By Josh Davis, Associate Editor
(Aug. 2, 2018) Former Ocean Pines Director and interim General Manager Brett Hill took credit on Friday for attempting to move the bulkhead staging area away from the association swim and racquet club, although Director Ted Moroney in an email exchange said that was not the whole story.
Hill, speaking during the public comment portion of a regular board meeting, said, “I was one of the people that vowed the equipment would not come back there, to the swim and racquet club.”
He said a previous request for proposals required the staging area be moved to the Wood Duck section of Ocean Pines.
“That equipment should never be there [the swim and racquet club] and I don’t know under whose watch that was changed, but the board I was on made that agreement, and that’s the bid we put out and that’s the bid we voted on,” Hill said.
In an email to the board on Friday, Hill attached pre-bid minutes and drawings “identifying staging for the current bulkhead work adjacent to Wood Duck.”
“At the time, use of the staging area was identified as ‘day use’, for basically [bringing] materials in and out,” Hill said in the email. “I am not sure who changed this after the bid, but nowhere was S&R even suggested. Given the work area, one would think using that as a staging area would have added extra costs to the project, as now equipment and materials have to traverse under the 90 bridge and are quite a distance away.”
However, Moroney, in an email reply to Hill on Monday that was forwarded to local media said, “I truly wish it were as simple as the documents you provided indicated.” He instead offered a timeline of “what transpired regarding the bulkhead situation.”
According to Moroney, the board explored the subject last September and October as it was “cleaning up a number of matters dealing with contracts.” Hill resigned from the board last September.
Moroney said Ocean Pines had entered into an agreement with Hi-Tide Marine Construction Oct. 5, 2016 and that Hill, rather than Association President Tom Herrick, had signed off on the deal. Moroney said that was “approximately four months before the documents [Hill] referenced existed.”

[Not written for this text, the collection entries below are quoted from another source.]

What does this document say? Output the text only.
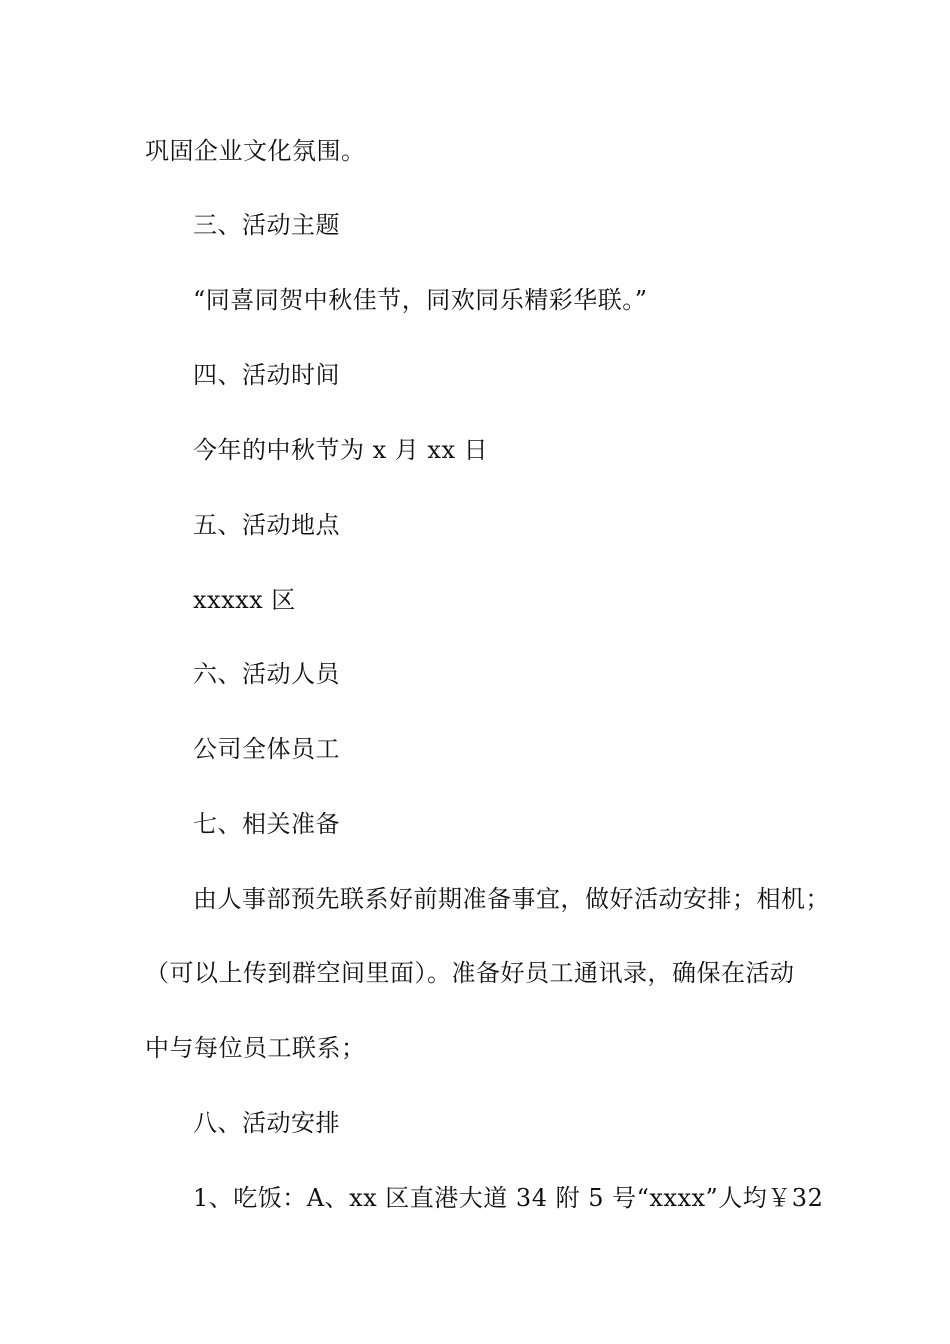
巩固企业文化氛围。
三、活动主题
“同喜同贺中秋佳节，同欢同乐精彩华联。”
四、活动时间
今年的中秋节为 x 月 xx 日
五、活动地点
xxxxx 区
六、活动人员
公司全体员工
七、相关准备
由人事部预先联系好前期准备事宜，做好活动安排；相机；
（可以上传到群空间里面）。准备好员工通讯录，确保在活动
中与每位员工联系；
八、活动安排
1、吃饭：A、xx 区直港大道 34 附 5 号“xxxx”人均￥32
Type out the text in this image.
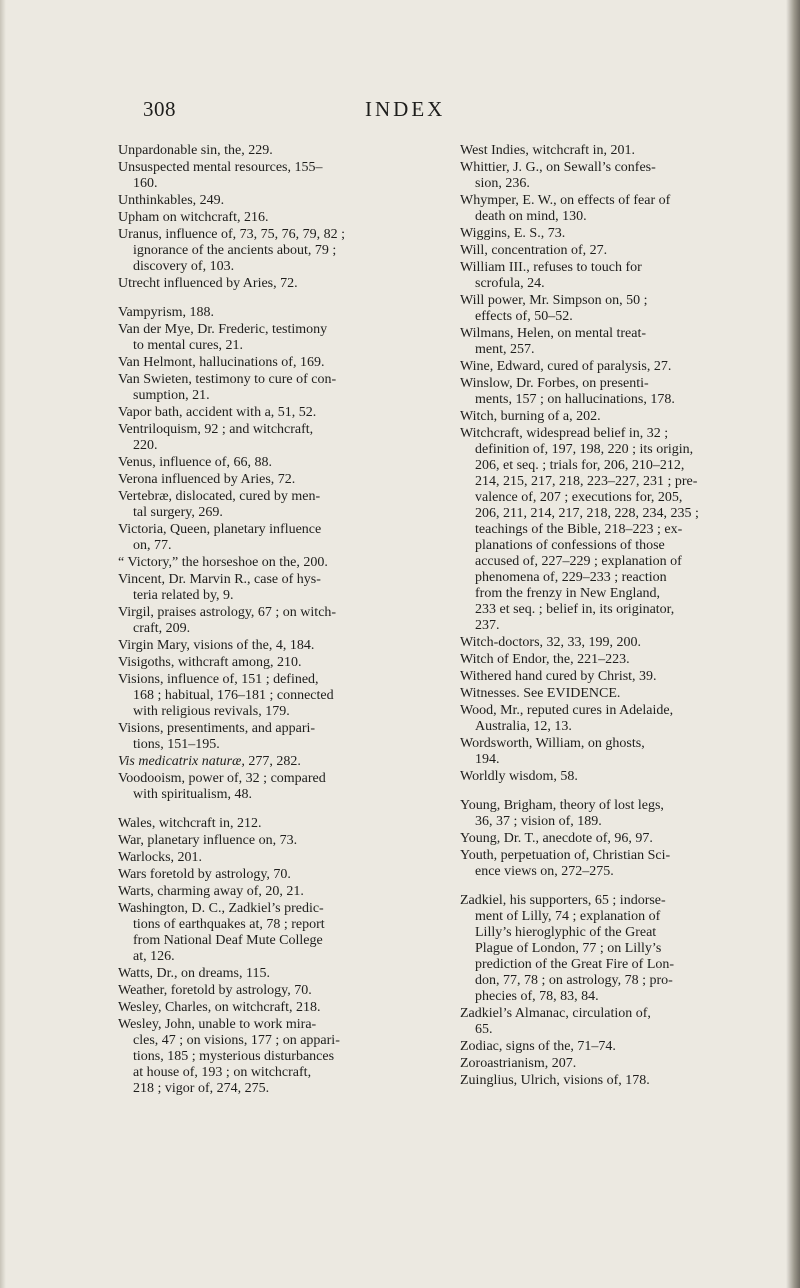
308	INDEX
Unpardonable sin, the, 229.
Unsuspected mental resources, 155–
160.
Unthinkables, 249.
Upham on witchcraft, 216.
Uranus, influence of, 73, 75, 76, 79, 82 ;
ignorance of the ancients about, 79 ;
discovery of, 103.
Utrecht influenced by Aries, 72.
Vampyrism, 188.
Van der Mye, Dr. Frederic, testimony
to mental cures, 21.
Van Helmont, hallucinations of, 169.
Van Swieten, testimony to cure of con-
sumption, 21.
Vapor bath, accident with a, 51, 52.
Ventriloquism, 92 ; and witchcraft,
220.
Venus, influence of, 66, 88.
Verona influenced by Aries, 72.
Vertebræ, dislocated, cured by men-
tal surgery, 269.
Victoria, Queen, planetary influence
on, 77.
“ Victory,” the horseshoe on the, 200.
Vincent, Dr. Marvin R., case of hys-
teria related by, 9.
Virgil, praises astrology, 67 ; on witch-
craft, 209.
Virgin Mary, visions of the, 4, 184.
Visigoths, withcraft among, 210.
Visions, influence of, 151 ; defined,
168 ; habitual, 176–181 ; connected
with religious revivals, 179.
Visions, presentiments, and appari-
tions, 151–195.
Vis medicatrix naturæ, 277, 282.
Voodooism, power of, 32 ; compared
with spiritualism, 48.
Wales, witchcraft in, 212.
War, planetary influence on, 73.
Warlocks, 201.
Wars foretold by astrology, 70.
Warts, charming away of, 20, 21.
Washington, D. C., Zadkiel’s predic-
tions of earthquakes at, 78 ; report
from National Deaf Mute College
at, 126.
Watts, Dr., on dreams, 115.
Weather, foretold by astrology, 70.
Wesley, Charles, on witchcraft, 218.
Wesley, John, unable to work mira-
cles, 47 ; on visions, 177 ; on appari-
tions, 185 ; mysterious disturbances
at house of, 193 ; on witchcraft,
218 ; vigor of, 274, 275.
West Indies, witchcraft in, 201.
Whittier, J. G., on Sewall’s confes-
sion, 236.
Whymper, E. W., on effects of fear of
death on mind, 130.
Wiggins, E. S., 73.
Will, concentration of, 27.
William III., refuses to touch for
scrofula, 24.
Will power, Mr. Simpson on, 50 ;
effects of, 50–52.
Wilmans, Helen, on mental treat-
ment, 257.
Wine, Edward, cured of paralysis, 27.
Winslow, Dr. Forbes, on presenti-
ments, 157 ; on hallucinations, 178.
Witch, burning of a, 202.
Witchcraft, widespread belief in, 32 ;
definition of, 197, 198, 220 ; its origin,
206, et seq. ; trials for, 206, 210–212,
214, 215, 217, 218, 223–227, 231 ; pre-
valence of, 207 ; executions for, 205,
206, 211, 214, 217, 218, 228, 234, 235 ;
teachings of the Bible, 218–223 ; ex-
planations of confessions of those
accused of, 227–229 ; explanation of
phenomena of, 229–233 ; reaction
from the frenzy in New England,
233 et seq. ; belief in, its originator,
237.
Witch-doctors, 32, 33, 199, 200.
Witch of Endor, the, 221–223.
Withered hand cured by Christ, 39.
Witnesses. See EVIDENCE.
Wood, Mr., reputed cures in Adelaide,
Australia, 12, 13.
Wordsworth, William, on ghosts,
194.
Worldly wisdom, 58.
Young, Brigham, theory of lost legs,
36, 37 ; vision of, 189.
Young, Dr. T., anecdote of, 96, 97.
Youth, perpetuation of, Christian Sci-
ence views on, 272–275.
Zadkiel, his supporters, 65 ; indorse-
ment of Lilly, 74 ; explanation of
Lilly’s hieroglyphic of the Great
Plague of London, 77 ; on Lilly’s
prediction of the Great Fire of Lon-
don, 77, 78 ; on astrology, 78 ; pro-
phecies of, 78, 83, 84.
Zadkiel’s Almanac, circulation of,
65.
Zodiac, signs of the, 71–74.
Zoroastrianism, 207.
Zuinglius, Ulrich, visions of, 178.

“It does not appear the board approved that contract nor any indication the contract had been subject to legal review,” Moroney said. “The contract was for a 5-year term and provided that Ocean Pines would pay for work that it directed Hi-Tide to perform. Further, the contract also provided that Hi-Tide would be the preferred contractor for Ocean Pines, and that Hi-Tide would perform ‘all work for OPA during the contract period.’
“There was no definition of ‘preferred contractor’ or ‘all work,’ and there was no specific termination provision. The contract did contemplate a possible future cancellation, however the language was so vague that it could be interpreted in multiple ways. So OPA at the time of issuance of the documents you provided was already under contract to Hi-Tide for a term of five years.”
According to Moroney, on July 28, 2017 the board awarded a one-year contract to Hi-Tide with “with a potential two-year extension.”
“Obviously, one would wonder if we have a five-year contract with Hi-Tide, why would we enter a new contract with the same company? It does not appear the board was aware of the terms and conditions or, from what I am led to believe, even the existence of the 10/5/16 contract and as such considered this motion the agreement going forward,” Moroney said. “As you may be aware, no contract based on that motion was ever entered into, nor were negotiations conducted, with Hi-Tide while you were AGM or after you resigned.”
Around September or October of last year, Moroney said, Ocean Pines approached Hi-Tide and negotiated an agreement to terminate the five-year contract. That was replaced with a project agreement that would be extended on a case-by-case basis until a formal process could be established.
“That new project agreement provided sound terms and conditions which protected OPA and that were absent, vague or weak from the previous agreement,” Moroney added.
He said the association was preparing to release a new request for bids to include pricing options for continued use of the swim and racquet club, use only from October through April, and for not using the area at all.
“We will also be inquiring about possible other non-intrusive staging areas,” Moroney said. “Hopefully, we can get pricing for multiple options regarding staging and a decision can be made that works for all.”